A decisão do Tribunal de Lisboa seria conhecida em 1753, ou seja, sete anos após a realização do inquérito judicial por ordem dos inquisidores. Na avaliação deles, Antônio da Silva “padecia loucura”. Assim, deveria ser imediatamente libertado, se porventura ainda estivesse preso, e os seus bens, confiscados por ordem do padre Miguel Carvalho, restituídos. O antigo vigário da vara, que o retivera no cárcere sem para isso ter ordem do Tribunal, foi, aliás, severamente repreendido pelos inquisidores e advertido para não voltar a proceder da mesma forma, sob pena de receber uma punição.

Durante o período em que permaneceu na prisão, Antônio da Silva se dirigiu, ele próprio, ao Tribunal da Fé para pedir celeridade na apreciação de seu caso. Alegava estar padecendo “gravíssimas necessidades”, em virtude de sua pobreza, e afirmava que não cometera qualquer falta merecedora de castigo por parte da Inquisição. Além disso, suspeitava que o Tribunal não fora informado de sua prisão, razão pela qual não teria sido enviado para Lisboa, a fim de ser processado.

Quem era, afinal, este homem, cujo rastro se perde em 1753? Na Vila do Príncipe, as opiniões divergiam: uns o tinham por louco, invocando episódios que atestavam sua falta de juízo; outros julgavam que ele era, acima de tudo, dissimulado e, também, muito sagaz, um homem “velhaco”. O padre Miguel Carvalho não acreditava que sua origem fosse tão humilde como afirmava em seu depoimento, no qual disse que seus pais eram pobres “de ganha vida” e que, antes de vir para o Brasil, fora aguadeiro em Lisboa. Alguns defendiam que tivera algum tipo de instrução formal e outros, ainda, desconfiavam que era ou já fora membro da Igreja.

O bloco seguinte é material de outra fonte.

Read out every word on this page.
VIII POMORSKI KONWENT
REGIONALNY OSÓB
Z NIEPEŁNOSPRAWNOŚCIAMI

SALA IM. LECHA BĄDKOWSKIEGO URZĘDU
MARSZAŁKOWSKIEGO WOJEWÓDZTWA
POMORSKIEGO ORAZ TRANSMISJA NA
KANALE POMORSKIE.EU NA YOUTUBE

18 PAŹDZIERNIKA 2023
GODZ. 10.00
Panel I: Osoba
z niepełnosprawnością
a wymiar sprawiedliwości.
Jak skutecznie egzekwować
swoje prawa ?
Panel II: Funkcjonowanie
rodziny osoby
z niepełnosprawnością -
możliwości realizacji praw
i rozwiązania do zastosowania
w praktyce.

No mesmo ano em que Antônio da Silva foi preso no Brasil, morria em Lisboa Pedro de Rates Henequim, condenado à fogueira por ter pretendido coroar o infante Dom Manuel (irmão de Dom João V) como imperador da América meridional, onde seria erigido o Quinto Império do mundo, separado de Portugal. Nosso “profeta” defendia, apenas, que poderiam vir a existir dois reis, um em Portugal e o outro nas Minas, mas, ao prometer a redenção terrena, se aproximava, também, do padre Antônio Vieira, em cujo pensamento se inspirou Henequim. A intenção de combater os “infiéis” e reconquistar a Terra Santa, que ficaria sob o domínio português, são outros tantos indícios que remetem para o autor da Clavis Prophetarum, sugerindo, mais uma vez, que o “Príncipe Encoberto” poderia ser, na verdade, um jesuíta heterodoxo ou, pelo menos, alguém cuja educação tivera lugar num colégio da Companhia. Se conheceu as propostas de Henequim? É uma possibilidade.

Antônio da Silva foi, claramente, um homem de fronteira, cuja trajetória desafiou os limites de sua época, questionando dicotomias várias: colonizador/colonizado, branco/negro, livre/escravizado, cultura letrada/cultura popular, ortodoxia/heterodoxia, sanidade/loucura, etc. Múltiplo, contraditório e, como tal, profundamente moderno, desenvolveu um projeto religioso que não excluía a concretização de objetivos políticos, em ruptura com os interesses da metrópole. Anunciando, por assim dizer, insurreições futuras.

Bibliografia Básica

DELUMEAU, Jean (Org.). Injures et blasphemes. 1. ed. Paris: Imago, 1989.
QUEIROZ, Maria Isaura Pereira de. O Messianismo no Brasil e no Mundo. São Paulo: Dominus, 1965.
ROMEIRO, Adriana. Um visionário na corte de D. João V: revolta e milenarismo nas Minas Gerais. 1. ed. Belo Horizonte: Ed. UFMG, 2001.
VILLALTA, Luiz Carlos. O Encoberto da Vila do Príncipe (1744-1756): Milenarismo-messianismo e ensaio de revolta contra brancos em Minas Gerais. In: Fênix. Revista de História e Estudos Culturais. Uberlândia, v. 4, a. IV, n. 4, 30 p., out.-dez. 2007.